Impactful and impressive performances continued on the way and Perry made it to the 2009 World Cup squad. More than average performances with the ball meant Perry finished with 9 wickets at an avg of 21.55 and the Australians won the tournament. She couldn’t exactly replicate the same performance in the inaugural Women’s T20 World Cup.
She took her first five-fer in International Cricket against New Zealand in 2010. Ellyse was also a part of the 2010 Women’s World Cup which Australia won. Ellyse Perry was named Player of the match in the finals of that competition for her 3 wickets where she just conceded 18 runs and a boundary save off her own bowling on the last ball of the innings which turned the result of the match. She was also Australia’s leading wicket-taker in the tournament.

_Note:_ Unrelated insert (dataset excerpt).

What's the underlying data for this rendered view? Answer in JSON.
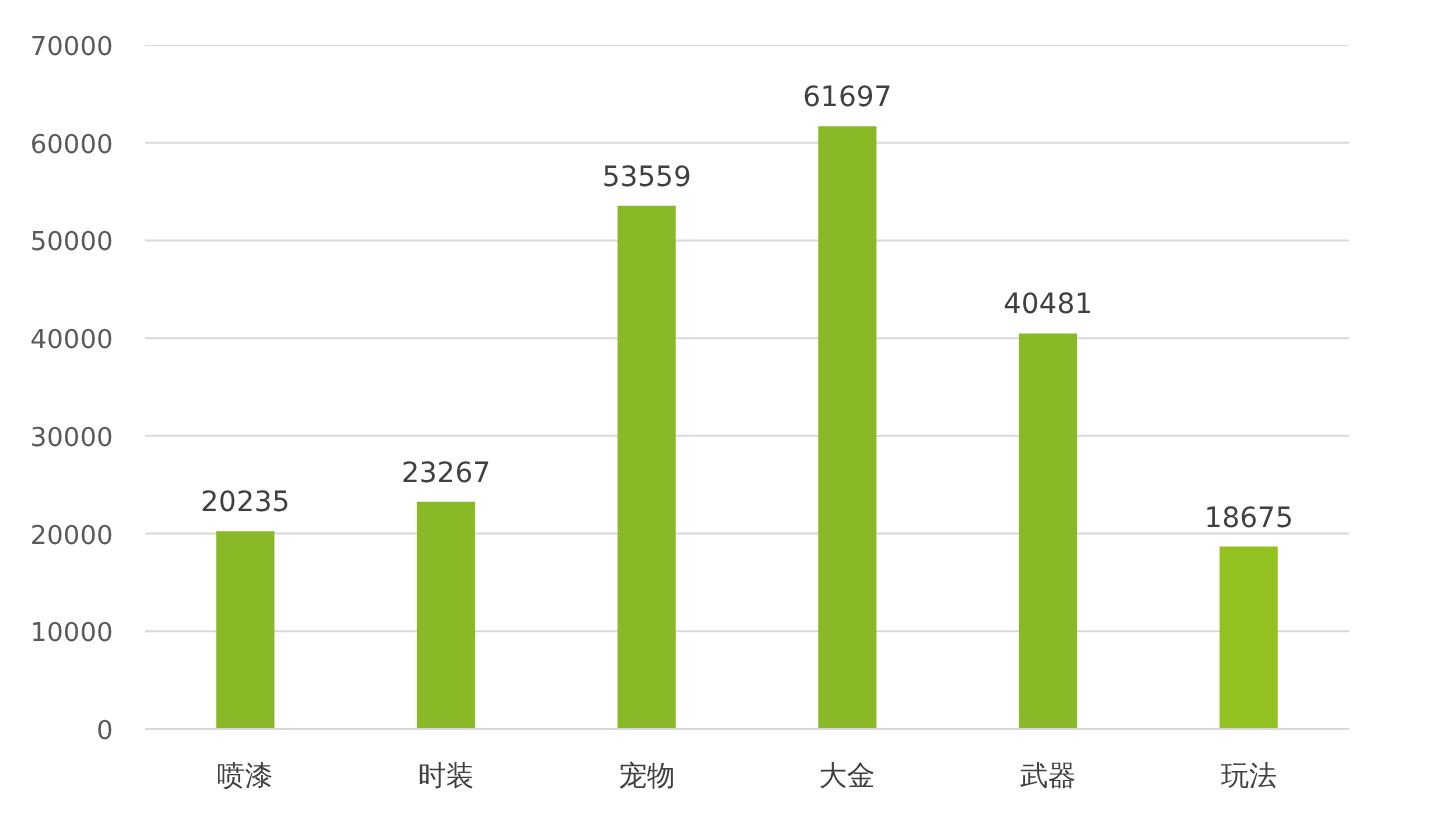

In a span of 2-3 years, Ellyse had made a mark in International Cricket and was a part of the core Aussie team. The 2013 World Cup defined what Ellyse Perry is as she played with an injured leg in the final and bowled one of the best spells of her career 3/19. Australia beat West Indies. Perry registered 8 wickets in the Tournament.
The Sydney born also has a good record against her arch-rivals, England. Since the inception of the multi-format in 2013, Perry is the highest run-scorer and the highest wicket-taker from both sides. She has 1425 runs at an outstanding average of 59.38 with her career-best coming in the home Ashes series in 2017-18 and also she has 55 wickets to her name.
Speaks about the impact and performances she has put in. It was the 2015 Ashes series when Ellyse started contributing with the bat more and she was fittingly adjudged as the Player of the Series by scoring 264 runs and taking 16 wickets. From 2015 to mid-2017, Perry smashed 16 half-centuries in 26 innings. This also included five successive 50+ scores during the group stage of the 2017 Women’s World Cup.
She is the first cricketer(male/female) to have scored 1000 runs and taken 100 wickets in T20 international cricket.
Time and time again she has proved her worth and also continues to be the mainstay of the Australian XI. Laurels and accolades keep coming, in an already remarkable career.
Ellyse Perry’s records and achievements in numbers:
• Winner of four World T20s (2010, ’12, ’14 & ’18) and one ODI World Cup (2013).
• No. 1 ranked allrounder in ODIs and T20Is.
• No. 4 ranked batswoman in ODIs.
• No. 4 ranked bowler in ODIs and no. 9 in T20Is.
• Test double centurion.
• 5 five-wicket hauls in Tests and ODIs.
• More than 100 wickets in ODIs and T20Is.
• More than 2000 ODI runs and 140 ODI wickets.
• Played more than 200 international games for Australia.